List five main groups of natural plant growth regulators. Write a note on discovery, physiological functions and agriculture/horticultural applications of any one of them.

Answer:

  1. Auxins: Auxins are one of the most important groups of natural plant growth regulators. They were first discovered by Charles Darwin and his son Francis in the late 19th century. Auxins are involved in various physiological processes, such as cell elongation, cell division, and differentiation. In horticulture and agriculture, auxins are used to promote root growth, encourage fruit setting, and induce flowering.

  2. Gibberellins: Gibberellins are a group of plant growth regulators first discovered in Japan in the early 20th century. They are involved in various physiological processes, such as stem elongation, germination, flowering, and fruit ripening. In agriculture and horticulture, gibberellins are used to promote seed germination, induce flowering, and increase fruit size.

  3. Cytokinins: Cytokinins are a group of plant growth regulators first discovered in the 1950s.
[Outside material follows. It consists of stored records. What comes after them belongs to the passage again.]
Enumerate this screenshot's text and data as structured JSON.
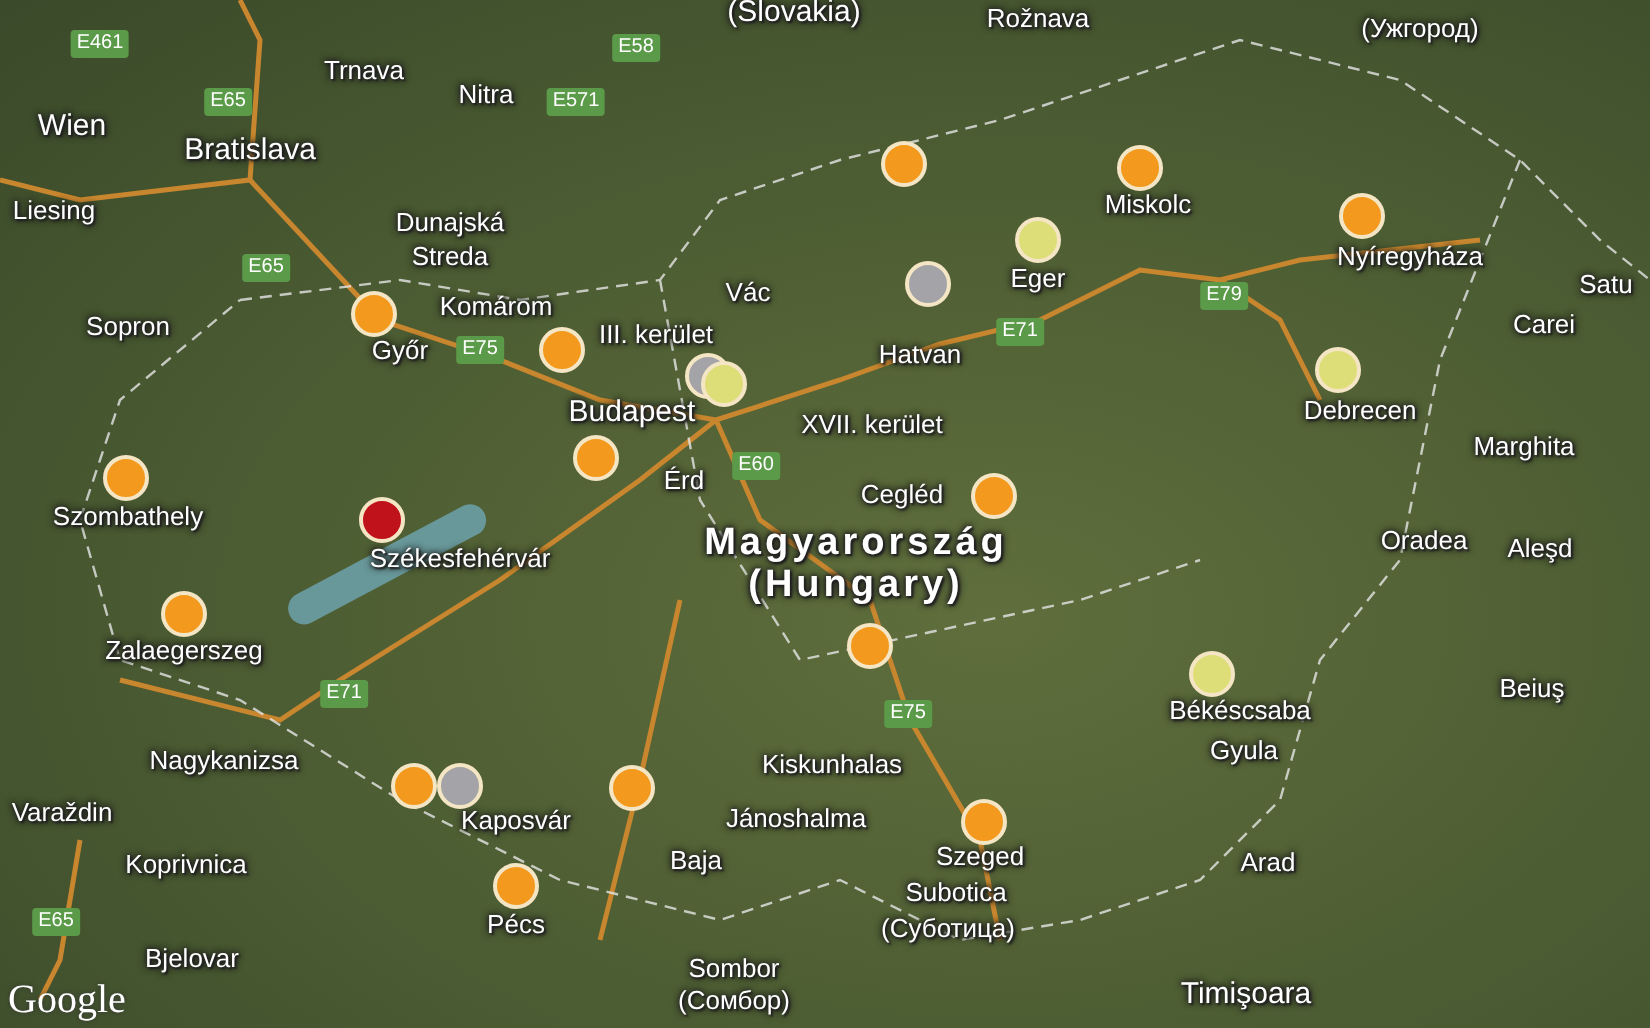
{
  "map": {
    "labels": [
      {
        "text": "(Slovakia)",
        "kind": "major"
      },
      {
        "text": "Rožnava",
        "kind": "minor"
      },
      {
        "text": "(Ужгород)",
        "kind": "minor"
      },
      {
        "text": "Trnava",
        "kind": "minor"
      },
      {
        "text": "Nitra",
        "kind": "minor"
      },
      {
        "text": "Wien",
        "kind": "major"
      },
      {
        "text": "Bratislava",
        "kind": "major"
      },
      {
        "text": "Miskolc",
        "kind": "minor"
      },
      {
        "text": "Liesing",
        "kind": "minor"
      },
      {
        "text": "Dunajská",
        "kind": "minor"
      },
      {
        "text": "Streda",
        "kind": "minor"
      },
      {
        "text": "Nyíregyháza",
        "kind": "minor"
      },
      {
        "text": "Eger",
        "kind": "minor"
      },
      {
        "text": "Vác",
        "kind": "minor"
      },
      {
        "text": "Satu",
        "kind": "minor"
      },
      {
        "text": "Komárom",
        "kind": "minor"
      },
      {
        "text": "Sopron",
        "kind": "minor"
      },
      {
        "text": "Győr",
        "kind": "minor"
      },
      {
        "text": "Carei",
        "kind": "minor"
      },
      {
        "text": "Hatvan",
        "kind": "minor"
      },
      {
        "text": "III. kerület",
        "kind": "minor"
      },
      {
        "text": "Debrecen",
        "kind": "minor"
      },
      {
        "text": "Budapest",
        "kind": "major"
      },
      {
        "text": "XVII. kerület",
        "kind": "minor"
      },
      {
        "text": "Marghita",
        "kind": "minor"
      },
      {
        "text": "Szombathely",
        "kind": "minor"
      },
      {
        "text": "Érd",
        "kind": "minor"
      },
      {
        "text": "Cegléd",
        "kind": "minor"
      },
      {
        "text": "Székesfehérvár",
        "kind": "minor"
      },
      {
        "text": "Magyarország",
        "kind": "country"
      },
      {
        "text": "Oradea",
        "kind": "minor"
      },
      {
        "text": "Aleşd",
        "kind": "minor"
      },
      {
        "text": "(Hungary)",
        "kind": "country"
      },
      {
        "text": "Zalaegerszeg",
        "kind": "minor"
      },
      {
        "text": "Békéscsaba",
        "kind": "minor"
      },
      {
        "text": "Beiuş",
        "kind": "minor"
      },
      {
        "text": "Gyula",
        "kind": "minor"
      },
      {
        "text": "Nagykanizsa",
        "kind": "minor"
      },
      {
        "text": "Kiskunhalas",
        "kind": "minor"
      },
      {
        "text": "Varaždin",
        "kind": "minor"
      },
      {
        "text": "Kaposvár",
        "kind": "minor"
      },
      {
        "text": "Jánoshalma",
        "kind": "minor"
      },
      {
        "text": "Koprivnica",
        "kind": "minor"
      },
      {
        "text": "Baja",
        "kind": "minor"
      },
      {
        "text": "Szeged",
        "kind": "minor"
      },
      {
        "text": "Arad",
        "kind": "minor"
      },
      {
        "text": "Pécs",
        "kind": "minor"
      },
      {
        "text": "Subotica",
        "kind": "minor"
      },
      {
        "text": "(Суботица)",
        "kind": "minor"
      },
      {
        "text": "Bjelovar",
        "kind": "minor"
      },
      {
        "text": "Sombor",
        "kind": "minor"
      },
      {
        "text": "(Сомбор)",
        "kind": "minor"
      },
      {
        "text": "Timişoara",
        "kind": "major"
      }
    ],
    "road_shields": [
      "E461",
      "E58",
      "E65",
      "E571",
      "E65",
      "E79",
      "E75",
      "E71",
      "E60",
      "E71",
      "E75",
      "E65"
    ],
    "markers": [
      {
        "color": "#f39a1e"
      },
      {
        "color": "#f39a1e"
      },
      {
        "color": "#f39a1e"
      },
      {
        "color": "#dede78"
      },
      {
        "color": "#a3a3a8"
      },
      {
        "color": "#f39a1e"
      },
      {
        "color": "#f39a1e"
      },
      {
        "color": "#a3a3a8"
      },
      {
        "color": "#dede78"
      },
      {
        "color": "#dede78"
      },
      {
        "color": "#f39a1e"
      },
      {
        "color": "#f39a1e"
      },
      {
        "color": "#c0121a"
      },
      {
        "color": "#f39a1e"
      },
      {
        "color": "#f39a1e"
      },
      {
        "color": "#f39a1e"
      },
      {
        "color": "#dede78"
      },
      {
        "color": "#f39a1e"
      },
      {
        "color": "#a3a3a8"
      },
      {
        "color": "#f39a1e"
      },
      {
        "color": "#f39a1e"
      },
      {
        "color": "#f39a1e"
      }
    ],
    "logo": "Google"
  }
}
They are involved in various physiological processes, such as cell division, differentiation, and senescence. In horticulture and agriculture, cytokinins are used to promote root growth, induce flowering, and delay leaf senescence.

  4. Abscisic Acid: Abscisic acid is a plant growth regulator first discovered in the 1960s. It is involved in various physiological processes, such as seed dormancy, leaf senescence, and stress responses. In horticulture and agriculture, abscisic acid is used to promote seed dormancy, induce leaf senescence, and reduce stress.

  5. Ethylene: Ethylene is a plant growth regulator first discovered in the late 19th century. It is involved in various physiological processes, such as fruit ripening, leaf senescence, and root growth. In horticulture and agriculture, ethylene is used to promote fruit ripening, induce leaf senescence, and stimulate root growth.

Question:

Why is Abscisic acid called as stress hormone?

Answer:

Step 1: Abscisic acid (ABA) is a plant hormone that helps plants respond to environmental stress.

Step 2: ABA is responsible for regulating a range of processes in plants, including seed dormancy, stomatal closure, and the inhibition of growth in response to stress.

Step 3: ABA is produced in response to environmental stress, such as drought, cold, and high salinity, and helps plants survive in these conditions.

Step 4: Therefore, it is called a ‘stress hormone’ because it helps plants cope with stressful conditions.

Question:

Both growth and differentiation in higher plants are open. Comment.

Answer:

Growth and differentiation in higher plants are two vital processes that are essential for the development and functioning of the plant. Growth refers to the increase in size and mass of the plant, while differentiation is the process of a cell becoming specialized for a particular function.

Both growth and differentiation in higher plants are open processes, meaning that they can be affected by external factors such as light, temperature, and water availability. For example, plants exposed to more light tend to grow faster and differentiate more quickly than those that are not. Additionally, plants that are exposed to different temperatures may experience different rates of growth and differentiation.

Thus, the external environment can have a significant influence on the growth and differentiation of higher plants. This is why it is important to provide plants with the right conditions in order to ensure their optimal development and functioning.

Question:

Both a short day plant and a long day plant can produce flower simultaneously in a given place. Explain.

Answer:

Answer:

  1. Short day plants require long nights and short days in order to produce flowers.
  2. Long day plants require long days and short nights in order to produce flowers.
  3. Depending on the location, it is possible for both a short day plant and a long day plant to produce flowers simultaneously.
  4. This is because the length of the days and nights in the given place may be long enough to meet the requirements of both the short day plant and the long day plant.
  5. For example, if the given place has 12 hours of daylight and 12 hours of darkness, then the short day plant and the long day plant can both produce flowers simultaneously.